Un pôle financier public, autour de la Caisse des dépôts, de la Poste et des Caisse d'Epargne, pourrait ainsi être créé
De même, c'est à l'Europe qu'il incombe de remettre en cause, au sein des institutions internationales comme l'OMC, ce modèle d'une concurrence libre et non faussée à l'échelle mondiale : cette mondialisation ne profite en effet qu'aux multinationales. Partout, de la Chine à la France, de la Turquie aux Etats-Unis, cette mondialisation capitaliste fait des ravages. Elle détruit l'emploi industriel au nord, mais aussi maintenant dans les pays intermédiaires, tout en favorisant la surexploitation des salariés des pays du sud ou de l'est. Combien de Germinal doivent aujourd'hui subir les ouvriers chinois ? En France, le gouvernement a la responsabilité de soutenir le développement de l'industrie et des services. Un pôle financier public, autour de la Caisse des dépôts, de la Poste et des Caisse d'Epargne, pourrait ainsi être créé. Cela donnerait à l'Etat les moyens d'orienter les investissements et de favoriser le développement de l'industrie et des services, par le biais d'une politique de crédit sélective, favorable aux projets socialement et économiquement utiles, mais aussi respectueuse de l'environnement. L'Etat a aussi la responsabilité d'imposer d'autres critères de gestion que la rentabilité. Prenons l'exemple des pôles de compétitivité. Tous sont aujourd'hui contrôlés par de grandes multinationales, régies par la seule poursuite de la rentabilité financière. Que pouvons-nous donc attendre d'eux ? Si l'on veut s'assurer du développement en France de filières industrielles de pointe, liées aux plus récentes avancées de la recherche, il faudrait transformer ces pôles en pôles de coopération, qui seraient sous le contrôle conjoint des chercheurs, des enseignants, des comités d'entreprise, des syndicats, des associations et des élus. Ce sont ces coopérations, construites dans le temps, et pas sur le court terme, qui peuvent favoriser l'essor de nouvelles activités, riches en emplois, utiles aux territoires.

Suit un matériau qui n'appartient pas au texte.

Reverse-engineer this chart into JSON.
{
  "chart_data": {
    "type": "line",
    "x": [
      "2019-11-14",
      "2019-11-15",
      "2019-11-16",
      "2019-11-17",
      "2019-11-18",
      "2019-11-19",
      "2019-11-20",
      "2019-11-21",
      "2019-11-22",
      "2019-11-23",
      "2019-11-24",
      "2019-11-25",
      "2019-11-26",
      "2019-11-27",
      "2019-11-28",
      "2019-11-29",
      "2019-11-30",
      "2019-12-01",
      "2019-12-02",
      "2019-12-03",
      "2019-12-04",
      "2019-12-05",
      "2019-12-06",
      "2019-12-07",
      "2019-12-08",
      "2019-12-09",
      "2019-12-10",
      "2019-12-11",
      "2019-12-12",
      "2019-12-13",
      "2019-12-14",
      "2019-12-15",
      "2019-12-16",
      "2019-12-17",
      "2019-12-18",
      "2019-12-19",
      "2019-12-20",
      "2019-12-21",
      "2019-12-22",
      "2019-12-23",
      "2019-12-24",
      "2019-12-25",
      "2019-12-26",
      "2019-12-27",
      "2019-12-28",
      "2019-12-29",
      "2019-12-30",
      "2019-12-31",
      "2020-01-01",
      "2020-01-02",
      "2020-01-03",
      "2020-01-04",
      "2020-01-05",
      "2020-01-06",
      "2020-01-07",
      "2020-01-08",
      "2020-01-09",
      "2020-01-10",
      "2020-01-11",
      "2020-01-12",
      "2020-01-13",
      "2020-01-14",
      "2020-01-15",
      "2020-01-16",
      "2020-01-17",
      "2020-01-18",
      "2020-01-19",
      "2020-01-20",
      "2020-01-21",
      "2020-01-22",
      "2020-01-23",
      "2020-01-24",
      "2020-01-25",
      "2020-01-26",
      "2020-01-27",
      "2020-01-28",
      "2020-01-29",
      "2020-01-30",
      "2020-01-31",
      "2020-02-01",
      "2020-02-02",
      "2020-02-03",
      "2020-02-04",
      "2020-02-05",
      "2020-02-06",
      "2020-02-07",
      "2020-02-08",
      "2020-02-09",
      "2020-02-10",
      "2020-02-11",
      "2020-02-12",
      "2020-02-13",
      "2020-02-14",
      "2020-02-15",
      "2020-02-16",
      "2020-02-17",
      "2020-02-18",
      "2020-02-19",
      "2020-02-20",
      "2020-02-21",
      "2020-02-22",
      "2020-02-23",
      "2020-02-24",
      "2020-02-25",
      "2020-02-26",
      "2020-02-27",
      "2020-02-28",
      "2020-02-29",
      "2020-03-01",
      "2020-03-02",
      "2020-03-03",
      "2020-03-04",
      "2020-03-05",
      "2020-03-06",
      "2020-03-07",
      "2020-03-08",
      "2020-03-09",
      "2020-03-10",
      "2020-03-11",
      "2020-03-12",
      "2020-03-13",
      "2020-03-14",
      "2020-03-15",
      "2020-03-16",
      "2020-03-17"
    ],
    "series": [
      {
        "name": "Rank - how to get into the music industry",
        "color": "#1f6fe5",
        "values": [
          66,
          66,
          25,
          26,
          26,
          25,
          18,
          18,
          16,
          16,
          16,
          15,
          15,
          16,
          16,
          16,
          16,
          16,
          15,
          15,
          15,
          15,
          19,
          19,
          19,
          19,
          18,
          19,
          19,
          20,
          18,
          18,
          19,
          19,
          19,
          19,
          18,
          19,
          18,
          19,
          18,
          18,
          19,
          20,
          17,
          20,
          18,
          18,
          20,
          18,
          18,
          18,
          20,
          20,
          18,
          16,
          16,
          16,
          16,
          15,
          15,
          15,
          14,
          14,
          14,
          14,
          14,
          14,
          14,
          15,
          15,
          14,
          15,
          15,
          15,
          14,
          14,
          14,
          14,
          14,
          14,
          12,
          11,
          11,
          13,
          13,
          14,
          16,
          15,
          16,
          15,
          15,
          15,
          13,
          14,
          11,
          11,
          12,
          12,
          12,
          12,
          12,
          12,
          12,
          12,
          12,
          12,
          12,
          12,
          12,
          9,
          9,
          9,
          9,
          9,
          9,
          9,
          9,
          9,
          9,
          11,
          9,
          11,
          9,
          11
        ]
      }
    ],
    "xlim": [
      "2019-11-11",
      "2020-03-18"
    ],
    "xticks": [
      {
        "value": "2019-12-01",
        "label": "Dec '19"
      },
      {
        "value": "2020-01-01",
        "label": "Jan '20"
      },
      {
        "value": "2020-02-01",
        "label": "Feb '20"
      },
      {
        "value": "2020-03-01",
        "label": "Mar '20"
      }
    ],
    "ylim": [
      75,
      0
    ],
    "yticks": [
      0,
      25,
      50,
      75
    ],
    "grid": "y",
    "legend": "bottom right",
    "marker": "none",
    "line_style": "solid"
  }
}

Monsieur le président, chers collègues, il y a urgence à agir contre ces délocalisations et licenciements boursiers. Le gouvernement ne peut plus se permettre de faire la sourde oreille devant un phénomène d'une aussi grande ampleur. Les députés communistes et républicains vous soumettent, par cette proposition de loi, des mesures sérieuses pour concrètement avancer sur cette question. Attendre serait accepter que d'autres entreprises fassent l'actualité, ces prochaines semaines, ces prochains mois. Refuser le débat serait le signe d'un mépris terrible de la majorité pour la vie de toutes ces hommes et ces femmes. J'espère donc, pour une fois, que vous saurez entendre l'appel de ceux et celles qui agissent pour défendre leur emploi, et l'industrie de notre pays.